When Java's WatchService is not the right tool in a container
Boring code that should be written once and run everywhere
Suppose the application you’re working on needs to monitor changes to a
file and rely on Java’s WatchService
introduced in Java 7. Development
and test on the local machine works ; the unit tests rely on a
TemporaryFolder
Junit rule as you want to control the content of the file,
running the code on the actual machine just works as expected.
Everything is green to go live.
The file is /etc/hosts
(that’s important).
However, when the application is live in production, nothing happen when the file is modified.
The code to reproduce this issue is quite boring:
import java.lang.Exception;
import java.nio.file.Files;
import java.nio.file.Path;
import java.nio.file.FileSystems;
import java.nio.file.StandardWatchEventKinds;
import java.nio.file.WatchEvent;
import java.nio.file.WatchKey;
import java.nio.file.WatchService;
public class WatchFile {
public static void main(String... args) throws Exception {
String filepath = args[0];
Path path = FileSystems.getDefault()
.getPath(filepath);
System.out.printf("Watching : %s%n", path);
try (WatchService watchService = FileSystems.getDefault().newWatchService()) {
WatchKey watchKey = (Files.isDirectory(path) ? path : path.getParent())
.register(watchService,
StandardWatchEventKinds.ENTRY_MODIFY);
while (true) {
WatchKey wk = watchService.take();
for (WatchEvent<?> event : wk.pollEvents()) {
Path changed = (Path) event.context();
System.out.printf("Modified : %s%n", changed);
if (changed.endsWith(path.getFileName().toString())) {
System.out.printf(" -> : %s%n", path);
}
}
}
}
}
}
Running this code locally (on a physical machine)
This simple code expects an argument that is a path to a directory or, a file. When this code is run locally on the physical machine:
############ terminal A ##############|############ terminal B ###########
> java WatchFile /etc/hosts |
Watching : /etc/hosts | # wait for WatchFile to be started
| > touch /etc/hosts
Modified : hosts |
-> : /etc/hosts |
The code work as expected.
Running this code in a container
Then we are running in a container (and on Linux), expecting the following should just work. Write once run everywhere!

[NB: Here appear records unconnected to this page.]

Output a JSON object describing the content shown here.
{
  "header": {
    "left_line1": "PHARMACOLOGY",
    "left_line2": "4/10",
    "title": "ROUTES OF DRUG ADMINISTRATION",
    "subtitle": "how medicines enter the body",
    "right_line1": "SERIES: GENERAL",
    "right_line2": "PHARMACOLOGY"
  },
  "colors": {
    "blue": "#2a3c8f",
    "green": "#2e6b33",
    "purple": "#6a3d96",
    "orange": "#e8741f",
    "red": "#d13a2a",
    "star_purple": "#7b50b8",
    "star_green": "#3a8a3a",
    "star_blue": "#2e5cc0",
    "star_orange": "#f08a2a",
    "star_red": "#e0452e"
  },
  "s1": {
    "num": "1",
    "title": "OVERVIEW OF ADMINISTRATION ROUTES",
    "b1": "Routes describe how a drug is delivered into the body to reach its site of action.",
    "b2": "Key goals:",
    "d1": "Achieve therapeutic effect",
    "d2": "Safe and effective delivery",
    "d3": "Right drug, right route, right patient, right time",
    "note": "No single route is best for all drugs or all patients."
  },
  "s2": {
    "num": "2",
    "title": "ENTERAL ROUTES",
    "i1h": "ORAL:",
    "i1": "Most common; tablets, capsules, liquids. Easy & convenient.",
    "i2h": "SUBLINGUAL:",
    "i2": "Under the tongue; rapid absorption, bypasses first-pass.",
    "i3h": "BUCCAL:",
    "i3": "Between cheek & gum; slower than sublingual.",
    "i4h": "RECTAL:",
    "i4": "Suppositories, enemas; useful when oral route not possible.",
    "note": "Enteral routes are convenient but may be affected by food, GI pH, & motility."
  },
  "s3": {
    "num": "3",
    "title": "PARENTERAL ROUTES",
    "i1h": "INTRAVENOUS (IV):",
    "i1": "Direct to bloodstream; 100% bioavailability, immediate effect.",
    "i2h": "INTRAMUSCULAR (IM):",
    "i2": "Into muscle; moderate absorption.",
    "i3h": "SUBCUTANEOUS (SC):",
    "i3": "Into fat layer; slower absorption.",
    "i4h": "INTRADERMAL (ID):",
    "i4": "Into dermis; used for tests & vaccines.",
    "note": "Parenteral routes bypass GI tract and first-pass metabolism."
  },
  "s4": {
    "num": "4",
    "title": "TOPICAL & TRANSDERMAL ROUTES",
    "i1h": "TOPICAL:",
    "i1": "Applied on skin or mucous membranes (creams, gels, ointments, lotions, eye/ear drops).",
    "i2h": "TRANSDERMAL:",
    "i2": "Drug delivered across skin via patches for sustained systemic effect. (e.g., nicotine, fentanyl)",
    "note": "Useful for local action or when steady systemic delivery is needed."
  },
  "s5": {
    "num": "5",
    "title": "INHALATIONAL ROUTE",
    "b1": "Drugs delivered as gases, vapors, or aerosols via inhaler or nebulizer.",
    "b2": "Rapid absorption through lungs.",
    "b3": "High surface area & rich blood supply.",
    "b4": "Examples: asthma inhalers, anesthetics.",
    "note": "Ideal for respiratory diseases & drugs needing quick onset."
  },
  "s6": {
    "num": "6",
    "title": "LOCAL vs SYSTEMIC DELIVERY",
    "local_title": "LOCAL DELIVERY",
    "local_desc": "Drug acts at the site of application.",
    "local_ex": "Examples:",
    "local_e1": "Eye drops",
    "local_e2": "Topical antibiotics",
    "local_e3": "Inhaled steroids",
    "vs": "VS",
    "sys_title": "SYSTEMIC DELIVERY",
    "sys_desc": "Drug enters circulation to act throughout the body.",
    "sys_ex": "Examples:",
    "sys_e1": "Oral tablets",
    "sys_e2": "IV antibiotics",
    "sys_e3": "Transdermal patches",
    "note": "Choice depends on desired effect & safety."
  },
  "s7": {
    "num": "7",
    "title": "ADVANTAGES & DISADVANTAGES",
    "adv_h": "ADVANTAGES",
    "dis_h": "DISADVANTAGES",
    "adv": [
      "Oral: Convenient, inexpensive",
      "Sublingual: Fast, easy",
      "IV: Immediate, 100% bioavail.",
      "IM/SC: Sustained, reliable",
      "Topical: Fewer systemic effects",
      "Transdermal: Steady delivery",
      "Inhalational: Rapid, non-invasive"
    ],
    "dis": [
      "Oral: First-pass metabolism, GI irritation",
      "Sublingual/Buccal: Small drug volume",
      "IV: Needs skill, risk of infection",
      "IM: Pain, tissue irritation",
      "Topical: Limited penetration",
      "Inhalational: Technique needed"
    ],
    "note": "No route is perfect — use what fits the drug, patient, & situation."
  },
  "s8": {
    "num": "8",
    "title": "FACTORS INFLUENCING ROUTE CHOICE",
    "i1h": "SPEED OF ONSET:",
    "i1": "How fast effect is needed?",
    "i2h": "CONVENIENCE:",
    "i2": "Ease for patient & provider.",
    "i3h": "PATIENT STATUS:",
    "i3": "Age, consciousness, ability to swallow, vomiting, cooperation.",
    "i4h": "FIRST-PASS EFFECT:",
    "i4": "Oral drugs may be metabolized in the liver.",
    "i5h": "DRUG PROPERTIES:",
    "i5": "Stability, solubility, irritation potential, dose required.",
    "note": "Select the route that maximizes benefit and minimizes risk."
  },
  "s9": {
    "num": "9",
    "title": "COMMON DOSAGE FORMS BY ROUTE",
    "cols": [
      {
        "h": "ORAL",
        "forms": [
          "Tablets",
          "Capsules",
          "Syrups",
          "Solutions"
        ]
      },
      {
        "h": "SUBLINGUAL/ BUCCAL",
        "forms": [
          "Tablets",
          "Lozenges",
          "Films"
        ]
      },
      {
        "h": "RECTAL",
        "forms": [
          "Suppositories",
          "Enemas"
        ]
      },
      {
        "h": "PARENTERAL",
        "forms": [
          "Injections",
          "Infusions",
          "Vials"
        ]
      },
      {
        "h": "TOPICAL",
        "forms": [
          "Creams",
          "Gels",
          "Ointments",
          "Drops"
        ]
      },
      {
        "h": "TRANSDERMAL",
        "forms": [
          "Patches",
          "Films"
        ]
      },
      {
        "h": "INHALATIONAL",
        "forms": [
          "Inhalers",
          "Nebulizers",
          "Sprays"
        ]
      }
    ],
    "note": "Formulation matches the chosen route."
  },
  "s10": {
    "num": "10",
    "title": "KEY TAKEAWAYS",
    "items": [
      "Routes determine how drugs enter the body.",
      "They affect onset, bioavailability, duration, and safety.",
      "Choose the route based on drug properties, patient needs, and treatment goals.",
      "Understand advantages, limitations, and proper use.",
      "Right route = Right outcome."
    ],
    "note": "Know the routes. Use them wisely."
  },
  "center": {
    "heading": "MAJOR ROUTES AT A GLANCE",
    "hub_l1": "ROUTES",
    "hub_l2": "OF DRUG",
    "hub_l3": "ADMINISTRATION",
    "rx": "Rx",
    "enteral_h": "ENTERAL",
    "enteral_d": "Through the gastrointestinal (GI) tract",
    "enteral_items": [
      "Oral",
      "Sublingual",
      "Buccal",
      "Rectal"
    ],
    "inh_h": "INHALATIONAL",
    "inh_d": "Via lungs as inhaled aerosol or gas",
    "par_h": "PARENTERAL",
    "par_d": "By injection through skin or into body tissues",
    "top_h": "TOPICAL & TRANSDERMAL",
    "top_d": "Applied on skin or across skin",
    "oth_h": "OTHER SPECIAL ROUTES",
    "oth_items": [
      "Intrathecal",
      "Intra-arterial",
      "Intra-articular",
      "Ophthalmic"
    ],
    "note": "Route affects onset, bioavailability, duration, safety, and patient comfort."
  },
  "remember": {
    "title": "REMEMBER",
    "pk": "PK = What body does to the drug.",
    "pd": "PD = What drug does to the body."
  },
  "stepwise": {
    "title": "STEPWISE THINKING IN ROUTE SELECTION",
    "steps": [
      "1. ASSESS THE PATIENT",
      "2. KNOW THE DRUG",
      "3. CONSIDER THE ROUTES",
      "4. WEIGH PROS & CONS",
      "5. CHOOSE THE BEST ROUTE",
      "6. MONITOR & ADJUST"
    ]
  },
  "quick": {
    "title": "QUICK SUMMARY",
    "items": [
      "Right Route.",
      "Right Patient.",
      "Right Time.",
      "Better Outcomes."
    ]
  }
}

############ terminal A ##############|############ terminal B ###########
> docker container run -it \ | > docker container exec -it \
adoptopenjdk/openjdk8:latest \ | 612f6247d0b7 \
/bin/bash | /bin/bash
root@612f6247d0b7:/# \ | # wait for WatchFile to be started
java WatchFile /etc/hosts | root@612f6247d0b7:/# \
Watching : /etc/hosts | touch /etc/hosts
|
# nothing happens |
But no, it doesn’t ! If it works fine on a physical machine, and in a JUnit test what is happening for this code to not work within a container ?!
Understanding how this code is working differently on these two platforms
When using WatchService
the first thing to understand about it is that
it tries to abstract filesystems and platform facilities regarding file
changes that happen on the file-system. However, while the API tries
its best to be platform agnostic there are substantial variations in behavior
in each platform implementation.
For example the JDK 8 on MacOs the following statement
FileSystems.getDefault().newWatchService()
will return a very basic
polling watcher,
other platforms integration code may benefit from more intimate knowledge of the OS
and the file-system. Linux uses inotify
and its integration appears to leverage it.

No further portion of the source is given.